“SI TRUMP PUEDE DEDICARSE A LA POLÍTICA, YO TAMBIÉN”

Miles de mujeres preparan su entrada en política motivadas por la oposición a las políticas del republicano

La candidata Hannah Risheq (centro) junto a su equipo de campaña en Virginia. H. R.

“Si Trump puede dedicarse a la política yo también”, asegura Hannah Risheq, una joven de 25 años que quiere convertirse en delegada de la Asamblea estatal de Virginia. “Cuando salió elegido Donald Trump supe que tenía que defender mis valores”. Risheq, voluntaria en las campañas de Barack Obama y Hillary Clinton, es hija de padre musulmán y madre judía. Hace siete años abandonaron Carolina del Norte por los ataques racistas y el boicot al negocio de sus padres. “Siempre supe que me dedicaría a la política, pero más tarde”.

Trump ha acelerado la participación ciudadana en todos los niveles de la política para miles de jóvenes. Risheq, licenciada en Sanidad Pública por la Universidad de Columbia, es solo una de ellas. Detrás de esta revolución ciudadana está Amanda Lipman, responsable de la campaña digital de Hillary Clinton. El 20 de enero, el mismo día de la investidura de Trump, Lipman publicó Run For Something —en inglés, “preséntate a un cargo”—, un proyecto que ya cuenta con más de 8.000 miembros, en su mayoría mujeres y todos menores de 35 años, que quieren lanzar una candidatura y multiplicar su participación más allá de las urnas.

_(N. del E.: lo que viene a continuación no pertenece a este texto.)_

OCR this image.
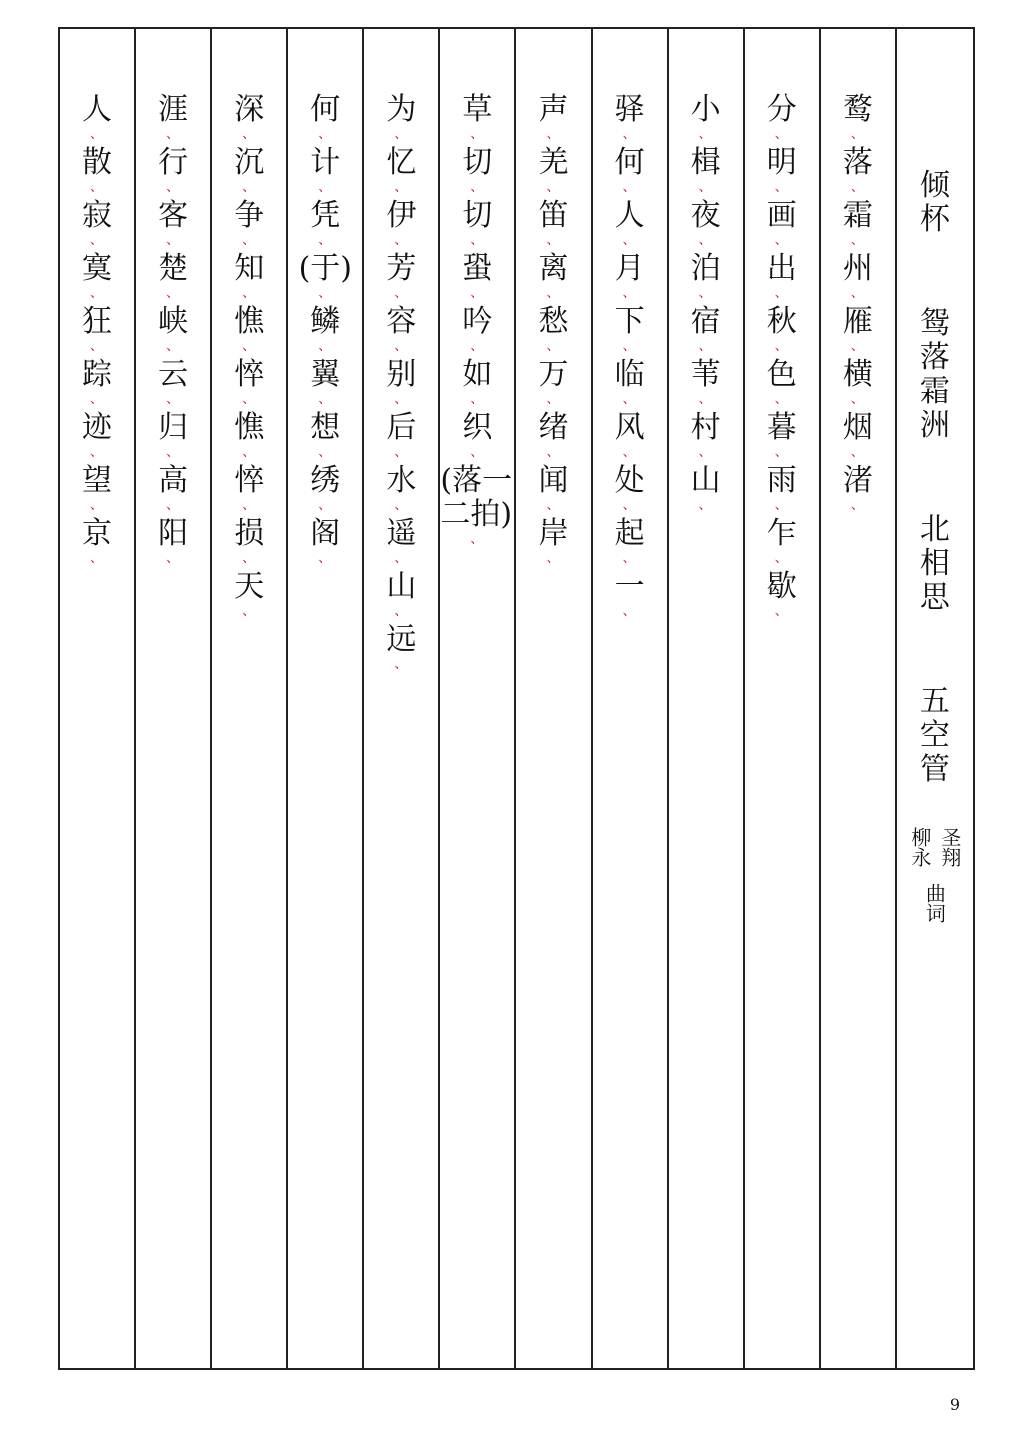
人
、
散
、
寂
、
寞
、
狂
、
踪
、
迹
、
望
、
京
、
涯
、
行
、
客
、
楚
、
峡
、
云
、
归
、
高
、
阳
、
深
、
沉
、
争
、
知
、
憔
、
悴
、
憔
、
悴
、
损
、
天
、
何
、
计
、
凭
、
(于)
、
鳞
、
翼
、
想
、
绣
、
阁
、
为
、
忆
、
伊
、
芳
、
容
、
别
、
后
、
水
、
遥
、
山
、
远
、
草
、
切
、
切
、
蛩
、
吟
、
如
、
织
、
(落一二拍)
、
声
、
羌
、
笛
、
离
、
愁
、
万
、
绪
、
闻
、
岸
、
驿
、
何
、
人
、
月
、
下
、
临
、
风
、
处
、
起
、
一
、
小
、
楫
、
夜
、
泊
、
宿
、
苇
、
村
、
山
、
分
、
明
、
画
、
出
、
秋
、
色
、
暮
、
雨
、
乍
、
歇
、
鹜
、
落
、
霜
、
州
、
雁
、
横
、
烟
、
渚
、
倾
杯
鸳
落
霜
洲
北
相
思
五
空
管
柳永 圣翔
曲词
9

“Después de las elecciones me sentí muy enfadada”, explica Litman. La activista admite que su iniciativa surgió del enfado por el resultado electoral, pero también explica que entonces ya notaba “una nueva demanda por parte de jóvenes que quieren entrar en política y no saben cómo”. Run For Something es la idea que no ha tenido ninguno de los dos grandes partidos políticos de EE UU, ambos necesitados de un relevo generacional que no ofrecían ni Clinton ni Trump en las pasadas elecciones.

La organización proporciona clases y materiales a los candidatos como Risheq que carecen de una infraestructura tradicional que les apoye. “Me dedico a visitar y llamar a los ciudadanos, les cuento mi historia y les pido su respaldo. Algunos se sienten inspirados y me dan un cheque”, explica la joven candidata. Su campaña aboga por el aumento de la cobertura médica, asistencia social y la defensa de las minorías raciales y religiosas. “No podemos permitir que los republicanos terminen controlando todo”.

La veterana agrupación EMILY’s List, que desde hace más de tres décadas recluta a mujeres para la política, ha dado el mismo paso para formar a la Resistencia. “La mayoría no pueden creer que a pesar de las cualidades y de su trayectoria, [Hillary] Clinton no ganó”, explica la portavoz Vanessa Cárdenas, que admite el papel determinante de la demócrata en este movimiento. “Cuando una mujer rompe barreras, está abriendo camino para las demás”.

EMILY’s List ha impulsado la carrera de un centenar de legisladoras demócratas en todo el país y desde las elecciones ha recibido peticiones de más de 11.000 mujeres, cuando la media anual es de 600. “Queremos apoyarles desde el momento en que levantan la mano y dicen ‘me presento’, hasta que son oficialmente candidatas”.

Una Resistencia armada en las redes sociales

Este fenómeno marcado tanto por la juventud de las mujeres como por su diversidad, se expresa en las calles, pero respira en Internet. Lipman ha publicado sus dos manifiestos fundacionales en el blog de la organización. Run For Something busca a menores de 35 años a favor del derecho al aborto, la igualdad salarial, el acceso universal a la sanidad, la reforma migratoria y del sistema judicial o el control de las armas.

La primera reacción de este movimiento, y la más visceral, se vio en las calles de Washington al día siguiente de la toma de posesión de Trump, con una Marcha de las Mujeres multitudinaria sin precedentes y con ecos en todo el país. “Cada vez hay más mujeres presentando atención a la agenda política de Trump y cada vez están más preocupadas por la dirección que ha tomado”, dice Cárdenas.